Earnings Before Interest, Taxes, Depreciation and Amortization (EBITDA) declined 9 percent in 2011 from 2010; fourth-quarter EBITDA plummeted by 20 percent.
Full-year 2011 sales revenues rose 7 percent to nearly €15.7 billion from €14.6 billion in 2010, but the gains were built almost entirely on widespread price increases AkzoNobel imposed to absorb the shock of a €1 billion ($1.3 billion US) increase in raw material costs, the company said.
Hardest hit was the company’s Decorative Paints segment, which supplies paints to Wal-Mart and includes AkzoNobel’s well-known Dulux and Sikkens brands and other architectural coatings, wood care products and building adhesives. The segment was battered by rising costs of titanium dioxide, a key paint pigment.

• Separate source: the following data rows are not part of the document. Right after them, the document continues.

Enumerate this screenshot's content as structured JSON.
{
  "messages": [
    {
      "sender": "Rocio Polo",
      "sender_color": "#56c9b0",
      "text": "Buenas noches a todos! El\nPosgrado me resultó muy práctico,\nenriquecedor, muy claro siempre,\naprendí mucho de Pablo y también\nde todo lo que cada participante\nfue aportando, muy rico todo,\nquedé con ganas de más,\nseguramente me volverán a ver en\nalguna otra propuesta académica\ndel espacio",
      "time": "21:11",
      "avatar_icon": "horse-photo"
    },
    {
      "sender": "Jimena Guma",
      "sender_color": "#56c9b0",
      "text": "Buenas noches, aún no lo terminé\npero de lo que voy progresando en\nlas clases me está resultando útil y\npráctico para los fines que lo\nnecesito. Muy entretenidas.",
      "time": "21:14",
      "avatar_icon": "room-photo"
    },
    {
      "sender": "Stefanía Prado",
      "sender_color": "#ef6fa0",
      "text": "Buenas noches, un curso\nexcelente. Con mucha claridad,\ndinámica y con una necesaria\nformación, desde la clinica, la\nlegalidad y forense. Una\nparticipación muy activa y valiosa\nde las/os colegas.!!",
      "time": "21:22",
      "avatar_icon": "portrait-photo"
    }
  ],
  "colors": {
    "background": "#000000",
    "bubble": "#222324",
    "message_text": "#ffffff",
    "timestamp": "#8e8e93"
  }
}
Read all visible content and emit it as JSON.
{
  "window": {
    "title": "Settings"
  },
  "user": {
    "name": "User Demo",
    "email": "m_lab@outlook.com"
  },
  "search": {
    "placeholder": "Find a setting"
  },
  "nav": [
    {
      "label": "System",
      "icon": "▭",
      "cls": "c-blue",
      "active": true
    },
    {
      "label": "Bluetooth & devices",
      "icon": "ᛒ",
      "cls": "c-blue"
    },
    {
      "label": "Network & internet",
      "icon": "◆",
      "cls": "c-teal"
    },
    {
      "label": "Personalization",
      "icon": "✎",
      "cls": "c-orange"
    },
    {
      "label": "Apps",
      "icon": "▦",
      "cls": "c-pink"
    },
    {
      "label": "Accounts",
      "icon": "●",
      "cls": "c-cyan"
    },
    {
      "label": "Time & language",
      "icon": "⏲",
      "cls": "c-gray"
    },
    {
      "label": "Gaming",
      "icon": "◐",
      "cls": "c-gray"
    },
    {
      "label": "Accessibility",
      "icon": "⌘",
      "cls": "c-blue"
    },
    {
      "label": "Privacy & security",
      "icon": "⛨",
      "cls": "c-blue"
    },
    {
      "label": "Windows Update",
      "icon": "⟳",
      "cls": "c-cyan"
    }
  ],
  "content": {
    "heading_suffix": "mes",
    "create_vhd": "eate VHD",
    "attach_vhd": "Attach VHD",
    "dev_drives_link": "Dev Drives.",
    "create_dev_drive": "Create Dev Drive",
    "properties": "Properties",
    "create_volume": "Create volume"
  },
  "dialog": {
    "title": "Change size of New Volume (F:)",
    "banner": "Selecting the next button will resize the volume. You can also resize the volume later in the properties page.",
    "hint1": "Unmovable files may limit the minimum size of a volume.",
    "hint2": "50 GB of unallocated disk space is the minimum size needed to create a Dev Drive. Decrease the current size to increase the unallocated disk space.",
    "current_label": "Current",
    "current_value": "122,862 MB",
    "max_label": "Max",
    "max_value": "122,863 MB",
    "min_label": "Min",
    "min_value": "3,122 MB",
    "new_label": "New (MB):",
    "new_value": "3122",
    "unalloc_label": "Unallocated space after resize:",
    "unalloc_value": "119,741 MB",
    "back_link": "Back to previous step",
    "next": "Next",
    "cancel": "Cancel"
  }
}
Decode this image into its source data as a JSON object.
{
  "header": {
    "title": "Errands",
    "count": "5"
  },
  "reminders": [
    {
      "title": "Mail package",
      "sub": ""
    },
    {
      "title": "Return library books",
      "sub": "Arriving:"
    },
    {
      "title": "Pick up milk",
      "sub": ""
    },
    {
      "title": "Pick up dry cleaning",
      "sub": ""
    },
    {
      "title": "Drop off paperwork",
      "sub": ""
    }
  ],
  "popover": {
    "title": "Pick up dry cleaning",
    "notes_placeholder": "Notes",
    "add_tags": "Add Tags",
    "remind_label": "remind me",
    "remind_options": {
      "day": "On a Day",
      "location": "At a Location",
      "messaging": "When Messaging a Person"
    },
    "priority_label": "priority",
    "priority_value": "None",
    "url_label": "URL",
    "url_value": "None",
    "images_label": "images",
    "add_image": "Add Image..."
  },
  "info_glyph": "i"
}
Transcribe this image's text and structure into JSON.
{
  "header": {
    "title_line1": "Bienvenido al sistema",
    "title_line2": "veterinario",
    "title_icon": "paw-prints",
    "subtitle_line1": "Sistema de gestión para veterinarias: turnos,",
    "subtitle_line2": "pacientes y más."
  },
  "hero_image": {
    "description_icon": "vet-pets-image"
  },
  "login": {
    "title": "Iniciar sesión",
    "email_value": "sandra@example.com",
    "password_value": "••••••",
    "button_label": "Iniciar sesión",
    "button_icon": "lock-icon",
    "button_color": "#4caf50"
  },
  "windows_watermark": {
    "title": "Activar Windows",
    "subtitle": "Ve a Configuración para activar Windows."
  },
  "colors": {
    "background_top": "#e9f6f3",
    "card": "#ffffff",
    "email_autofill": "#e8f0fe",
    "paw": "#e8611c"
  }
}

The company’s coatings and chemicals arms saw relatively mild declines in operating profit, also due to rising raw materials costs.
The report followed several bruising quarters for AkzoNobel. The second-quarter report was preceded by a rare warning designed to lower investors’ expectations, and the third-quarter report was so weak that it was issued with a three-year “performance improvement program.”
On Thursday, outgoing AkzoNobel CEO Hans Wijers said that the improvement program was “on track,” with the first update due in the company’s half-year 2012 report. The program is designed to “strengthen competitiveness, enhance the company's ability to grow, simplify support structures and significantly reduce the cost base.”
Already, AkzoNobel said, it has laid off nearly 800 employees.
‘A Challenging Year’
"2011 was a challenging year against the background of weaker global economic conditions and unprecedented raw material price inflation,” said Wijers, who will retire in April as CEO. His successor will be Ton Büchner, of Swiss multinational Sulzer AG, which manufactures industrial machinery and equipment.
Wijers said the price increases had offset most of the raw-materials hit, “and for the year ahead we expect to see the full-year benefit of these increases.” The notable exception was TiO2, whose cost continues to rise and will necessitate more pass-through price hikes, he said.
Wijers noted that AkzoNobel benefits from complementary businesses. He added: “Our strong fundamentals, geographical spread and commitment to deliver—in combination with the improvement program—give us confidence in the future."
The company said its medium-term goals include growing to €20 billion in revenue, increasing EBITDA each year while maintaining a 13-15 percent margin, and paying “a stable to rising dividend.”
Still No. 1?
Despite the upbeat assessment, AkzoNobel’s challenges may well open new opportunities for other coatings companies, especially PPG Industries of Pittsburgh.
PPG, the No. 2 paint and coatings company worldwide, recently reported a record fourth quarter and a banner year, notching nearly $15 billion in sales for 2011, an 11 percent increase over 2010.
AkzoNobel seemed to feel that heat on Thursday, noting that the economic environment remains a “major uncertainty” in its future performance.
“The concerns are focused on the risk of recession in Europe, delayed recovery of the US property market, and the potential for a slowdown in China,” said Akzo Nobel. “Each of these can have a significant impact on customers in these regions that would in turn impact AkzoNobel's sales volumes.”
Perhaps most remarkable, however, was AkzoNobel’s departure from its perennial self-description as “the largest global paint and coatings company.”
On Thursday, AkzoNobel said it “aspires to be” the world's leading coatings and specialty chemicals company.